Airport Capital Needs Growing, FAA Warns

The capital needs of airports across the country are expected to grow significantly during the next five years, the Federal Aviation Administration warned in a report issued yesterday.

The National Plan of Integrated Airport Systems, a biennial report compiled by the FAA and presented to Congress this week, estimates there will be $49.7 billion of federal airport improvement grant-eligible infrastructure development over the next five years - an increase of 21% or $8.5 billion over the report issued two years ago. At the same time, funding for the airport improvement program has largely flattened out between about $3.5 billion and $3.9 billion in the past few years.

The primary purpose of the report is to help guide the FAA in determining how the AIP funds should be allocated.

The FAA decides which programs are eligible for AIP funding based on need rather than how much spending authority Congress will provide through appropriations bills, according to Charles Everett, manager of the FAA's national planning and environmental division.

The report is a snapshot of airport plans, limited to projects that the FAA has deemed eligible for AIP funds. The report does not encompass all capital plans for all commercial airports, but includes 3,356 existing and 55 proposed airports.

The steep rise in projected need for airport infrastructure in this year's report can be attributed in part to rising construction costs - up 6.5% in July compared with the same time last year, according to the American Association of Airport Executives. But of the projects included in the report, the FAA found 39% were for capital projects to support expected increases in travel. Capacity-related development takes the largest share of projects for large hub airports in the report.

Other factors such as airline service cuts and high fuel costs contribute to the overall finance picture for airports as well.

Everett said that despite the growing airport infrastructure requirements, the current financial crisis is hurting state and local governments' ability to bond-finance such projects.

"A lot of our airport sponsors are finding it's difficult to get credit or difficult to get bonding" because of uncertainty in the economy, Everett said.

Some operators, such as the Metropolitan Washington Airports Authority, have foregone bond issuance for airport projects and instead have chosen to pay for them with cash, Everett said.

Airport lobbyists believe that the report underscores the need for more AIP authorizations from Congress.

"We need more revenue to deal with these things," said Brad Van Dam, vice president of federal affairs for the American Association of Airport Executives Airport Legislative Alliance.
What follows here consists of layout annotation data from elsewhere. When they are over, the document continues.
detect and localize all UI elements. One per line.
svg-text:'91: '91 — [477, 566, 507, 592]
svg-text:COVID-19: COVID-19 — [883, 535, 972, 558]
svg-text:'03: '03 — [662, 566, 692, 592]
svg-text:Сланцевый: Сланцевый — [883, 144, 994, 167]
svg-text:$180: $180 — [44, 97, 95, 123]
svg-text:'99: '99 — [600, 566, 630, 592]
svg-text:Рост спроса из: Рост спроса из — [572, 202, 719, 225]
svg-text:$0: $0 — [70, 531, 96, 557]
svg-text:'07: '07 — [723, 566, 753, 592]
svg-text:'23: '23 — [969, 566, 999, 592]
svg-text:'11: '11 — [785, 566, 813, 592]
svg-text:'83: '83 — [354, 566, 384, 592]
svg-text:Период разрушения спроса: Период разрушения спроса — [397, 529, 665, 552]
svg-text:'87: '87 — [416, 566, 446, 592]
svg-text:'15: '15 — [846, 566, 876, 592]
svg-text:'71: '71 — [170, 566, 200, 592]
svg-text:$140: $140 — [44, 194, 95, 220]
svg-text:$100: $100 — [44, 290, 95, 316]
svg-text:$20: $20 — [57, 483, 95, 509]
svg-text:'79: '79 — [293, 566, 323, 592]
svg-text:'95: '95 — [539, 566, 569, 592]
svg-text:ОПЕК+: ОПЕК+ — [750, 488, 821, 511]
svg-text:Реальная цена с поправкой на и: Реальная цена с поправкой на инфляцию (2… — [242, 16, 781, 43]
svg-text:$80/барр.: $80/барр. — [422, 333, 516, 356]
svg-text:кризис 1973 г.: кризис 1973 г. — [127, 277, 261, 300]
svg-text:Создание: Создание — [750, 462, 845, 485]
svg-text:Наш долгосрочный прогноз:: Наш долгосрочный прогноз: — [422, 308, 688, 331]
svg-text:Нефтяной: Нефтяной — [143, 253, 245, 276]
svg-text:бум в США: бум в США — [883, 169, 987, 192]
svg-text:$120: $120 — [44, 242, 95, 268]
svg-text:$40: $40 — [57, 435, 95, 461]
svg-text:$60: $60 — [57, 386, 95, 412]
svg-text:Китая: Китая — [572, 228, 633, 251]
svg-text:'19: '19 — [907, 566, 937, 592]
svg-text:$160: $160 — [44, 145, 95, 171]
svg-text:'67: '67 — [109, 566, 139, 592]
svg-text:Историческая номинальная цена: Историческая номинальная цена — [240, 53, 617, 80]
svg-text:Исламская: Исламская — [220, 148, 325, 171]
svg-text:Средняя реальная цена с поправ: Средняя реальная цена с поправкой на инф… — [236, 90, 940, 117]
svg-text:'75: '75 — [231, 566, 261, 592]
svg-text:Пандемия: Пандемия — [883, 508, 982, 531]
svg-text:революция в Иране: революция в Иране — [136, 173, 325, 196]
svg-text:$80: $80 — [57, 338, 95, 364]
Three main sources of airport funding are AIP grants, passenger facilities charges, and bonds.

"If the current financial situation persists, that will force [airports] to rely on the other two sources" instead of bonds, Van Dam said.

The AAAE has been pushing for several policy changes to deal with the funding crunch such as reclassifying private-activity bonds for airport projects as public-purpose bonds, allowing advanced refunding for bonds as way to lower borrowing costs, and raising the current $4.50 cap on passenger facilities charges.

Under the AIP, the federal government provides grants to public agencies and in some cases private entities, to plan and develop airports for public use. Capital improvement and repair projects are eligible for AIP funding, as are the necessary planning, surveying, and design services for projects.

Grants from the AIP are sometimes used to back tax-exempt bonds, but more often to supplement other funding sources, such as bond proceeds.

The program draws from an airport and airway trust fund that relies on revenue from sources such as user fees and fuel taxes. States, the District of Columbia, and Puerto Rico were allocated a combined total of about $268 million in AIP funding during the fiscal year that ended Tuesday. AIP grants pays for about 75% of project costs for large and medium primary hub airports, and about 95% of eligible costs for smaller airports.

The FAA and AIP operate under a stopgap funding authorization that will expire at the end of March. Signed into law Tuesday night, the FAA extension includes $1.95 billion in AIP grants among other provisions.

The House approved a multi-year FAA bill last September, but Congress did not settle the differences between that bill and a version approved last summer by the Senate Commerce Committee and Finance Committee.